During his campaign, Trump demanded Ginsburg to resign. She had called the presidential nominee a faker and speculated about moving to New Zealand, if Trump were to win the election.

A conservative bloc could control the supreme court for decades. Abortion rights and the national right for same-sex marriage could be in danger. Currently the shorthanded court is split with four conservatives and four liberals.

The defeat of Hillary Clinton meant that the Democrats lost their chance to form a liberal-leaning majority in the country’s highest court for the first time since the 1970s.

President-elect Trump has already published a list of 21 judges, who he considers for the seat left empty by the death of Antonin Scalia.

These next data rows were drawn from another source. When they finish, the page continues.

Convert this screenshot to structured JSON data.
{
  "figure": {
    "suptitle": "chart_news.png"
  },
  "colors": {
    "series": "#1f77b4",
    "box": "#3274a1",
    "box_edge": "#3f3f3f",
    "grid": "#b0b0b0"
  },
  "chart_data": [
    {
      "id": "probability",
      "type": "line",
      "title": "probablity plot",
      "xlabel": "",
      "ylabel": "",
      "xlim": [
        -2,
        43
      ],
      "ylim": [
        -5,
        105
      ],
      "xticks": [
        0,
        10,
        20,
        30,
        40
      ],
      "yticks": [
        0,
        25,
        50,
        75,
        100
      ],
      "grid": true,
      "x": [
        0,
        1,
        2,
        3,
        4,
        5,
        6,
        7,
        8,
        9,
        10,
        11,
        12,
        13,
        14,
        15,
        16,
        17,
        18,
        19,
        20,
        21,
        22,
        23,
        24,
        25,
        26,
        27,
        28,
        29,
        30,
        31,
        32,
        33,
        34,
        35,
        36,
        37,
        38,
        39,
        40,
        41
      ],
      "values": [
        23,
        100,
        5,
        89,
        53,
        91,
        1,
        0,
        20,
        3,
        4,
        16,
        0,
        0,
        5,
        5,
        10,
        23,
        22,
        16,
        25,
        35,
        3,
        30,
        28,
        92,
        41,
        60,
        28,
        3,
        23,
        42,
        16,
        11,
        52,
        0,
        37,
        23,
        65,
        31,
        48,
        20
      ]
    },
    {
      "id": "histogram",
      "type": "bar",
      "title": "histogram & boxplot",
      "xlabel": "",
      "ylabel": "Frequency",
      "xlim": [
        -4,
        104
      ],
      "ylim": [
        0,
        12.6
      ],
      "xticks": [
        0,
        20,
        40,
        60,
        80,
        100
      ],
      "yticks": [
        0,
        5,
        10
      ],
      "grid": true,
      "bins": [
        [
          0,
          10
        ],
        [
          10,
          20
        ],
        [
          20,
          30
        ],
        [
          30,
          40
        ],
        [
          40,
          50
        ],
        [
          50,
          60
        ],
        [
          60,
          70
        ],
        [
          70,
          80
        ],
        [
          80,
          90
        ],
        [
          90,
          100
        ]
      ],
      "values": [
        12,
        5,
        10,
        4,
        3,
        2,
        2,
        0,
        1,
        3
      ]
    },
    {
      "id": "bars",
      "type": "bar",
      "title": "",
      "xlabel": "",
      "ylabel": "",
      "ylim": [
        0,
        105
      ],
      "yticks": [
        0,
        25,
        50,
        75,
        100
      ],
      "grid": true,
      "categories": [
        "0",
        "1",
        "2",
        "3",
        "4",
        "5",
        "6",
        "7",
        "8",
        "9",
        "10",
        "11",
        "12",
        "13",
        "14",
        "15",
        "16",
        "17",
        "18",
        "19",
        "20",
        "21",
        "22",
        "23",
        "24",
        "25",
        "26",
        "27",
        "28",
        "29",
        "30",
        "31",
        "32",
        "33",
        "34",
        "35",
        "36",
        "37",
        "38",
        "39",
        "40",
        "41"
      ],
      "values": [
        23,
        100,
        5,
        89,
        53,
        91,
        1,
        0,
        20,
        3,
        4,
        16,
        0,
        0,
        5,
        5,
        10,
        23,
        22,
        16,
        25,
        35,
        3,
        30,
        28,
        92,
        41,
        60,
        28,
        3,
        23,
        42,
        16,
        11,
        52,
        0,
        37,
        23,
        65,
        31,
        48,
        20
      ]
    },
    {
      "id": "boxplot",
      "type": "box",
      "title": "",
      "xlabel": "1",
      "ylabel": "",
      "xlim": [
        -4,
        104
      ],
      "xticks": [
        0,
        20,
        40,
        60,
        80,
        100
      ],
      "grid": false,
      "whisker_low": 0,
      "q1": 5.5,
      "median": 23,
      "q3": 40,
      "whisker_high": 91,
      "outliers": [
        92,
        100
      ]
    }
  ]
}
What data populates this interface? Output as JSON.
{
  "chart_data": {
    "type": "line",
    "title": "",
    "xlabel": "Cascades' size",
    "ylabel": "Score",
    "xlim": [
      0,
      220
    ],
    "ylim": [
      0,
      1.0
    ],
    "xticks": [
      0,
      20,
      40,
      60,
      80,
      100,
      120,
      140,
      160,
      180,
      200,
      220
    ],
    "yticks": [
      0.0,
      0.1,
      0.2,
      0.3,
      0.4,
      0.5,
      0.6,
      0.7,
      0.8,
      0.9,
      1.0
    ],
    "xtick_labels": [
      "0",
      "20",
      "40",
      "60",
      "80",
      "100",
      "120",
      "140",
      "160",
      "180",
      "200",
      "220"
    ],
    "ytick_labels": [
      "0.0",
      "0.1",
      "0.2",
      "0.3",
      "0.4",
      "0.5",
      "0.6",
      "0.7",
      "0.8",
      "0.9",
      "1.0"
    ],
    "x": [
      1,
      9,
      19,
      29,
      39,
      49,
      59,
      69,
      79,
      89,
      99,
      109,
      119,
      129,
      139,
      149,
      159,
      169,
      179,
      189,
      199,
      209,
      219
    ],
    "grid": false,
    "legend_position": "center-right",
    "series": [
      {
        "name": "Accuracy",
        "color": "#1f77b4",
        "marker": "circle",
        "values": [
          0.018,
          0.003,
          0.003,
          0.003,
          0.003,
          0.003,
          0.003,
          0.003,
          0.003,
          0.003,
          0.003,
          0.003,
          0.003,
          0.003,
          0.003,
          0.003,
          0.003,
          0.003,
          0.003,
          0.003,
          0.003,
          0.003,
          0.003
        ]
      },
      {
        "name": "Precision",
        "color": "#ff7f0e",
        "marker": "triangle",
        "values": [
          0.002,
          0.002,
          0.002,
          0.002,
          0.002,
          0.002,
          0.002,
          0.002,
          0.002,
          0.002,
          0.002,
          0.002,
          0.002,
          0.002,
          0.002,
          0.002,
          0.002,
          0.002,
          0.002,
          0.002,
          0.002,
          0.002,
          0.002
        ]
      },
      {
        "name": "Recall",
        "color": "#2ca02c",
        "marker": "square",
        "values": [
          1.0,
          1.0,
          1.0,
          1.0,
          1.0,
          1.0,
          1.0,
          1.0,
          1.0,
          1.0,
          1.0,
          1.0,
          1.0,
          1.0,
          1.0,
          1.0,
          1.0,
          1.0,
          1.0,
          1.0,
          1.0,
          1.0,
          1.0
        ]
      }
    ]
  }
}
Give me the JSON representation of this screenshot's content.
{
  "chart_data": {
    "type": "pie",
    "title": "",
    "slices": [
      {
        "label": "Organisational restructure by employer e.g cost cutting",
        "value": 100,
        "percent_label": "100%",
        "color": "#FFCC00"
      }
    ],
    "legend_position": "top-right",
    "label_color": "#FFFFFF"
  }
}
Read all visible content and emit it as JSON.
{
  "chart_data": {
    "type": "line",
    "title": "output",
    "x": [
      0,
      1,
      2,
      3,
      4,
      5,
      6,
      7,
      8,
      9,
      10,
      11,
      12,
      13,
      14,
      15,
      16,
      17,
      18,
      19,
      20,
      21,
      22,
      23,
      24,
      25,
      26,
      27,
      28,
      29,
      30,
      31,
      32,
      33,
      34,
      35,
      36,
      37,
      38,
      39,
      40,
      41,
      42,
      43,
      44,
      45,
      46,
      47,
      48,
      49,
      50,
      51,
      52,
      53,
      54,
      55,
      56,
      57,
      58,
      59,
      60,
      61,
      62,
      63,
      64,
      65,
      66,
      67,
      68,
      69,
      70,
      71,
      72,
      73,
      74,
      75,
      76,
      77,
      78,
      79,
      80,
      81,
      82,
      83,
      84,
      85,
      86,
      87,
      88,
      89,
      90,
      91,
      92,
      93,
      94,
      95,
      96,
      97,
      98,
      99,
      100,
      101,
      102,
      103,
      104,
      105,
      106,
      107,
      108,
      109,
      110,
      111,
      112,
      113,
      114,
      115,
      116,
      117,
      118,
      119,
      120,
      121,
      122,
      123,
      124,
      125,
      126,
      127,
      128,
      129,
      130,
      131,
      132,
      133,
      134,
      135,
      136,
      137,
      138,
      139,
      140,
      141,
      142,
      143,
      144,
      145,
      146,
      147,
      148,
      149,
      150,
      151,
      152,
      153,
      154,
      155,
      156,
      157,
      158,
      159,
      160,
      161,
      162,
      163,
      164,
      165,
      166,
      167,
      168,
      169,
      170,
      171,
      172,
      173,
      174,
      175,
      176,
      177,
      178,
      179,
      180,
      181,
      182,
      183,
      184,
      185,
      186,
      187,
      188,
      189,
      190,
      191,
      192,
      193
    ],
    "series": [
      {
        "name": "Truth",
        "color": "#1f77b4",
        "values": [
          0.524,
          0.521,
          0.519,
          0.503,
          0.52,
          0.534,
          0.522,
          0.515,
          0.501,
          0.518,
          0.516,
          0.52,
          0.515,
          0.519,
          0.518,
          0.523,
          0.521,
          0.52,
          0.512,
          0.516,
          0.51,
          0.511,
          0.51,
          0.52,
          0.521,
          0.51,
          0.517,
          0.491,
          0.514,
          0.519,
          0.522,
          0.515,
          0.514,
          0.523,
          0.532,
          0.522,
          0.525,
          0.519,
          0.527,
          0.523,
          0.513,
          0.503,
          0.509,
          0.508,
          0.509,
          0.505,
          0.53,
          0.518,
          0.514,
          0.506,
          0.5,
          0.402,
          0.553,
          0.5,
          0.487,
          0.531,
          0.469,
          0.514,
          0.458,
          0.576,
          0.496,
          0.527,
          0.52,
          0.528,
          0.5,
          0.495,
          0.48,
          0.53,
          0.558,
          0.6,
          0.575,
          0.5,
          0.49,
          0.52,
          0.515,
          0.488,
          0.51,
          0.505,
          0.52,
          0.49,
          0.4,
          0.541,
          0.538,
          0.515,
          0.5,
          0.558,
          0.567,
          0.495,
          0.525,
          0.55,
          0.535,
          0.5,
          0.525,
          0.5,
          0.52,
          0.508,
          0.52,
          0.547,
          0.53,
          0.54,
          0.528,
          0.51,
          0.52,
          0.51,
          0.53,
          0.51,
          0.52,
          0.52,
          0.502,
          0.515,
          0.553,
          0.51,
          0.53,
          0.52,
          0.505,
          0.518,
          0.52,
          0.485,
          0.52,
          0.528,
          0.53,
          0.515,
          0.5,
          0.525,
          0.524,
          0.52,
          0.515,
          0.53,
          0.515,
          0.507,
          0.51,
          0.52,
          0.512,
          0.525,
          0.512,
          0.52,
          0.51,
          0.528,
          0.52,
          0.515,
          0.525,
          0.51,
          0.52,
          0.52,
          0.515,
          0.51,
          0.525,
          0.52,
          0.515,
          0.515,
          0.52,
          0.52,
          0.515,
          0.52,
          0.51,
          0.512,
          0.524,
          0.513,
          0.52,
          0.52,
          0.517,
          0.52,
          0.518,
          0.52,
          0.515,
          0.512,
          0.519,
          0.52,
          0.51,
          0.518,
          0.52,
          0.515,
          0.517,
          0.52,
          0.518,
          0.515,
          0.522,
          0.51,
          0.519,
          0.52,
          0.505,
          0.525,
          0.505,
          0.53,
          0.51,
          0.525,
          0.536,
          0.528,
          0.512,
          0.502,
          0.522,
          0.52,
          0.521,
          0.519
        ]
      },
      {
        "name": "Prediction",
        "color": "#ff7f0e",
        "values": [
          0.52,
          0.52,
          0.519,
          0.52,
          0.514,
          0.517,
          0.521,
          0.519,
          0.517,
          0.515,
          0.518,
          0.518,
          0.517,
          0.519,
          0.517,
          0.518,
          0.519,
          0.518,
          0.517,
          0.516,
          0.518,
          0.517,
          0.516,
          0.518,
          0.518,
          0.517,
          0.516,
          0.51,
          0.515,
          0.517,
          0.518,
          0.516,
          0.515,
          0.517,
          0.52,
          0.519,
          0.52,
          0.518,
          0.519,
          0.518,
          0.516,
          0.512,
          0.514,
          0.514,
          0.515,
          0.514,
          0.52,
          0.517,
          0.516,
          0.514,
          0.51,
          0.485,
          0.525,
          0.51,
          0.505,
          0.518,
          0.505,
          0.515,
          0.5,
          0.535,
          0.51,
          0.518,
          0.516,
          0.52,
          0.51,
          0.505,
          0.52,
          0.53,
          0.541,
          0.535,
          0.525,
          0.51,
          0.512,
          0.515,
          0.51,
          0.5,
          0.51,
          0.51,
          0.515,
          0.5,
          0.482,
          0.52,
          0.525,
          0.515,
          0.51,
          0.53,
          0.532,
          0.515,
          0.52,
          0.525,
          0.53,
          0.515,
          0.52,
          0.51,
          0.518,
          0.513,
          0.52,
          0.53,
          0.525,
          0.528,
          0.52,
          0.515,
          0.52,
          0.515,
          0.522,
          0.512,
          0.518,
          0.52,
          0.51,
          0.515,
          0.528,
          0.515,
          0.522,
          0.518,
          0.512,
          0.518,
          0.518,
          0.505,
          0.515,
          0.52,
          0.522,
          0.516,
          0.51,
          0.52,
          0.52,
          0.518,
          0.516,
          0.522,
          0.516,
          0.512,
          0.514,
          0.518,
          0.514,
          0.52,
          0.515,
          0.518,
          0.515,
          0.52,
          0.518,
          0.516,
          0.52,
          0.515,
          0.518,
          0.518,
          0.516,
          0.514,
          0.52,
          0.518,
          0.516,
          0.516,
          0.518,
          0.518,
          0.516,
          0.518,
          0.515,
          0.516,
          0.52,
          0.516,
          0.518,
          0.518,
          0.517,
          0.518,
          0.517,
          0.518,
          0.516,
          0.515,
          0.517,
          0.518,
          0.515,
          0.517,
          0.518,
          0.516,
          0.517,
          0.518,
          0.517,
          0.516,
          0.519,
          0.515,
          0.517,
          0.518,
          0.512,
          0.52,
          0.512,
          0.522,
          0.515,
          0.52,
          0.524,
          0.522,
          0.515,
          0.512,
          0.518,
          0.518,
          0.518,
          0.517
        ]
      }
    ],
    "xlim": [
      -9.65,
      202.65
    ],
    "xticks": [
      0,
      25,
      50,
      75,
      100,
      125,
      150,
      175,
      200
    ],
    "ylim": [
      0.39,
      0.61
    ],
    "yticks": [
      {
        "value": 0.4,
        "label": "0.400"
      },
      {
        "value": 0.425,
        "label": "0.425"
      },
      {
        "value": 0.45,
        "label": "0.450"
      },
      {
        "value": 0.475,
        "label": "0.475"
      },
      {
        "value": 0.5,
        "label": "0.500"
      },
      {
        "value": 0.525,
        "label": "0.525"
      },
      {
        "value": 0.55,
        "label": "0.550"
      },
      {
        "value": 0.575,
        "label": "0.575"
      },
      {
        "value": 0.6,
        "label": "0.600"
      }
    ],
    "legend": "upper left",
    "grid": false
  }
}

All 21 names have conservative credentials with the usual hot-button issues like gun rights, death penalty and abortion.

He congratulated Clinton for a hard-fought campaign, even though he has on numerous occasions called her a liar and stated that she should be arrested and jailed.

Donald Trump’s presidency could shape the landscape – both political and cultural – of the United States for decades to come. But neither the Democrats nor Republicans know, what president Trump will do.

It’s safe to say that everybody is hoping for the best and preparing for the worst.